Üç yıl süren Osmanlıca dersleri, önümüzdeki yıl ilk mezunlarını verecek... Osmanlıca öğretmeni Dimitris Lupis, aslen Gümülcüneli bir Yunan... Çocukluk yıllarında Gümülcüne sokaklarında azınlık Türk çocuklarıyla arkadaşlık ederek Türkçeyi sökmüş. Daha sonra Türkçesini geliştirmek için kurslara gitmiş. Nitekim 2004-2007 yılları arasında İstanbul'da Bilkent Üniversitesi'nde Osmanlı tarihi ve dili üzerine dersler almış. Sonrasında da ABD'deki Harvard Üniversitesi'nde Osmanlı dönemindeki Ortadoğu tarihi üzerine incelemeler yapmış.
İki yıl önce Atina'ya geri döndüğünde, artık iyice hakim olduğuna inandığı Osmanlıca'yı başkalarına öğretmek için yaptığı başvuru kabul edilince Bilimsel Araştırma Enstitüsü'nde ders vermeye başlayan Lupis, Osmanlıcayı 'zor ama güzel' olarak tanımlıyor. Ona göre Osmanlı dilini ve yazısını öğrenmeye gelenlerin değişik hedefleri var. Lupis burada verdiği Osmanlıca derslerinin konuşmaya değil; yazıtların okunabilmesine ve anlamlarının öğrenilmesine yaradığını söylüyor. Ona göre Farsça, Arapça ve Türkçe'nin oluşturduğu Osmanlıca 'ölü bir dil'. Bunun sebebi artık kullanılmaması. Bu nedenle Osmanlıca Türkiye'de, İran'da ve Arap dünyasında anlaşılabilir bir dil olmaktan çıkmış durumda. Lupis'in 2. sınıf öğrencilerine verdiği derslerde; Osmanlıca yazıların okunuşu, elif, be ve güzel he harfleriyle Besmele çeşitleri, Osmanlı alfabesi, Fatiha'dan alınmış beyitler, Osmanlıcanın Kuran'daki yeri ve 1923 Harf Devrimi'ne kadar Türkiye'deki yaygınlığı anlatılıyor.

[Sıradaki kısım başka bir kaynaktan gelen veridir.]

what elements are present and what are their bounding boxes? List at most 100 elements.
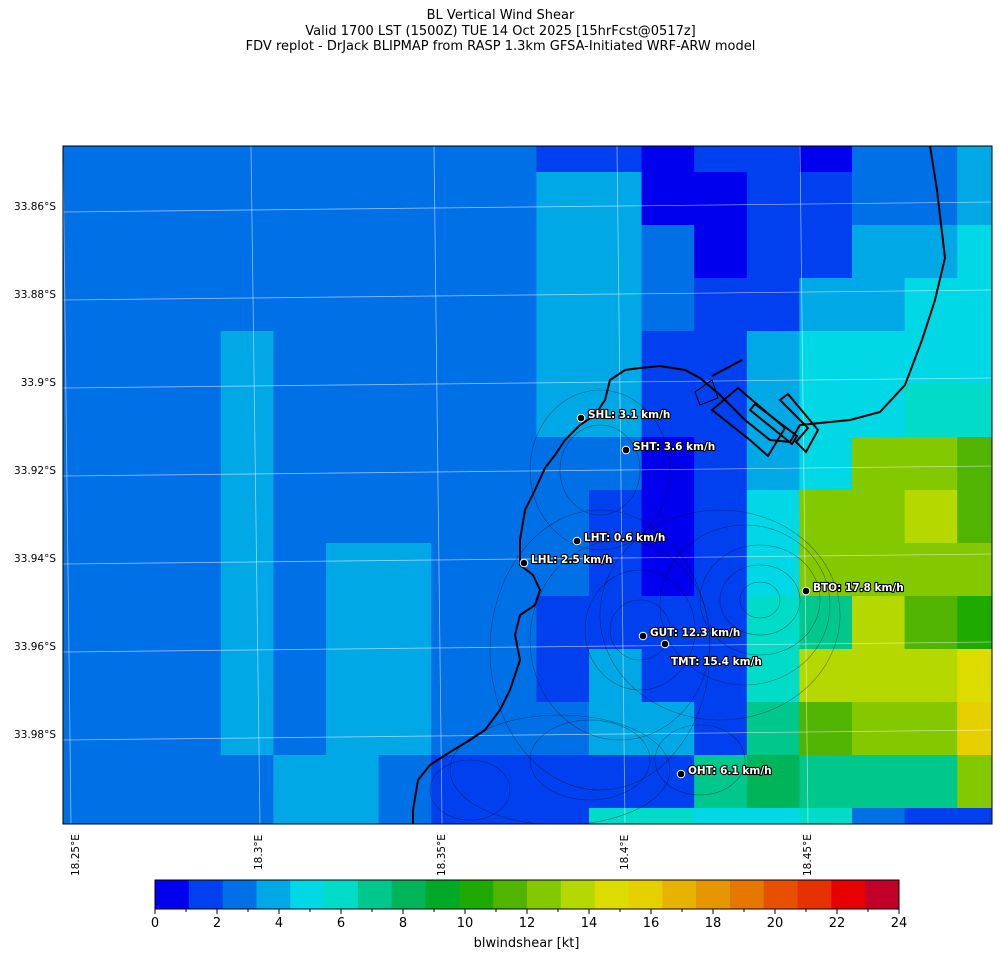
shear-cell — [536, 755, 590, 809]
colorbar-swatch — [256, 880, 291, 909]
shear-cell — [641, 278, 695, 332]
shear-cell — [852, 649, 906, 703]
shear-cell — [536, 146, 590, 173]
shear-cell — [746, 225, 800, 279]
shear-cell — [220, 649, 274, 703]
shear-cell — [536, 278, 590, 332]
shear-cell — [378, 649, 432, 703]
station-label: LHL: 2.5 km/h — [531, 554, 613, 566]
shear-cell — [168, 490, 222, 544]
shear-cell — [115, 437, 169, 491]
shear-cell — [904, 808, 958, 824]
shear-cell — [168, 384, 222, 438]
shear-cell — [589, 172, 643, 226]
shear-cell — [115, 808, 169, 824]
lat-line — [62, 729, 993, 741]
shear-cell — [589, 225, 643, 279]
shear-cell — [273, 543, 327, 597]
lat-line — [62, 289, 993, 301]
shear-cell — [852, 755, 906, 809]
shear-cell — [220, 543, 274, 597]
shear-cell — [904, 596, 958, 650]
shear-cell — [799, 146, 853, 173]
shear-cell — [799, 278, 853, 332]
shear-cell — [904, 172, 958, 226]
lon-label: 18.3°E — [253, 834, 265, 870]
shear-cell — [641, 146, 695, 173]
colorbar-tick-label: 10 — [456, 916, 474, 931]
station-dot — [660, 639, 670, 649]
harbour-pier — [748, 402, 799, 446]
colorbar-swatch — [797, 880, 832, 909]
shear-cell — [273, 225, 327, 279]
shear-cell — [483, 702, 537, 756]
shear-cell — [326, 596, 380, 650]
coastline-path — [412, 145, 947, 824]
colorbar-swatch — [188, 880, 224, 909]
colorbar-tick-label: 4 — [274, 916, 284, 931]
shear-cell — [536, 384, 590, 438]
lat-line — [62, 553, 993, 565]
colorbar-swatch — [290, 880, 325, 909]
shear-cell — [799, 649, 853, 703]
contour — [559, 424, 641, 516]
shear-cell — [641, 808, 695, 824]
shear-cell — [378, 702, 432, 756]
colorbar-tick-label: 0 — [150, 916, 160, 931]
shear-cell — [694, 384, 748, 438]
shear-cell — [852, 702, 906, 756]
colorbar-tick-label: 6 — [336, 916, 346, 931]
shear-cell — [799, 490, 853, 544]
shear-cell — [957, 649, 992, 703]
shear-cell — [799, 702, 853, 756]
shear-cell — [168, 146, 222, 173]
contour — [449, 714, 671, 824]
shear-cell — [220, 384, 274, 438]
lat-label: 33.88°S — [14, 289, 56, 301]
shear-cell — [957, 543, 992, 597]
shear-cell — [957, 384, 992, 438]
shear-cell — [536, 649, 590, 703]
station-markers: SHL: 3.1 km/h SHT: 3.6 km/h LHT: 0.6 km/h L… — [519, 408, 905, 779]
shear-cell — [63, 543, 117, 597]
shear-cell — [957, 861, 1001, 915]
shear-cell — [904, 331, 958, 385]
shear-cell — [536, 331, 590, 385]
shear-cell — [536, 225, 590, 279]
station-sht: SHT: 3.6 km/h — [621, 440, 716, 455]
lat-line — [62, 377, 993, 389]
shear-cell — [904, 755, 958, 809]
shear-cell — [483, 172, 537, 226]
shear-cell — [746, 146, 800, 173]
lon-label: 18.4°E — [619, 834, 631, 870]
shear-cell — [220, 437, 274, 491]
shear-cell — [273, 331, 327, 385]
shear-cell — [483, 596, 537, 650]
shear-cell — [378, 437, 432, 491]
shear-cell — [694, 331, 748, 385]
shear-cell — [799, 808, 853, 824]
shear-cell — [431, 146, 485, 173]
shear-cell — [220, 490, 274, 544]
graticule — [62, 145, 993, 825]
colorbar-tick-label: 8 — [398, 916, 408, 931]
harbour-basin — [710, 386, 787, 458]
shear-cell — [799, 172, 853, 226]
shear-cell — [852, 225, 906, 279]
colorbar-swatch — [391, 880, 427, 909]
shear-cell — [63, 702, 117, 756]
shear-cell — [904, 702, 958, 756]
shear-cell — [641, 172, 695, 226]
shear-cell — [220, 225, 274, 279]
lat-label: 33.92°S — [14, 465, 56, 477]
shear-cell — [378, 278, 432, 332]
shear-cell — [220, 146, 274, 173]
colorbar-swatch — [560, 880, 596, 909]
shear-cell — [326, 437, 380, 491]
station-label: SHL: 3.1 km/h — [588, 409, 670, 421]
shear-cell — [589, 755, 643, 809]
lat-line — [62, 641, 993, 653]
shear-cell — [957, 596, 992, 650]
title-line-2: Valid 1700 LST (1500Z) TUE 14 Oct 2025 [… — [305, 23, 696, 39]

Osmanlıca dersi alan ve önümüzdeki yıl mezun olmaya hazırlanan öğrenciler çok farklı nedenlerle bu dili öğrendiklerini söylüyor. Osmanlıca ders alan Yunan öğrenciler, 'Osmanlı yazılarını anlamak için Osmanlıca dersindeyiz. Türkçe, Farsça ve Arapça kelimeleri de öğreniyoruz. Yazı şekilleri ise adeta birer sanat eseri. Osmanlı yazısını sökmek bulmaca çözmeye benziyor ve bundan da zevk alıyoruz' diyor. Örneğin mimarlar İslam mimarisini; ressamlar Osmanlı sanatını; tarihçiler İslam ve Osmanlı tarihini, rehberler Yunanistan'daki Osmanlı eserlerini merak ettikleri için ders aldıklarını söylüyorlar.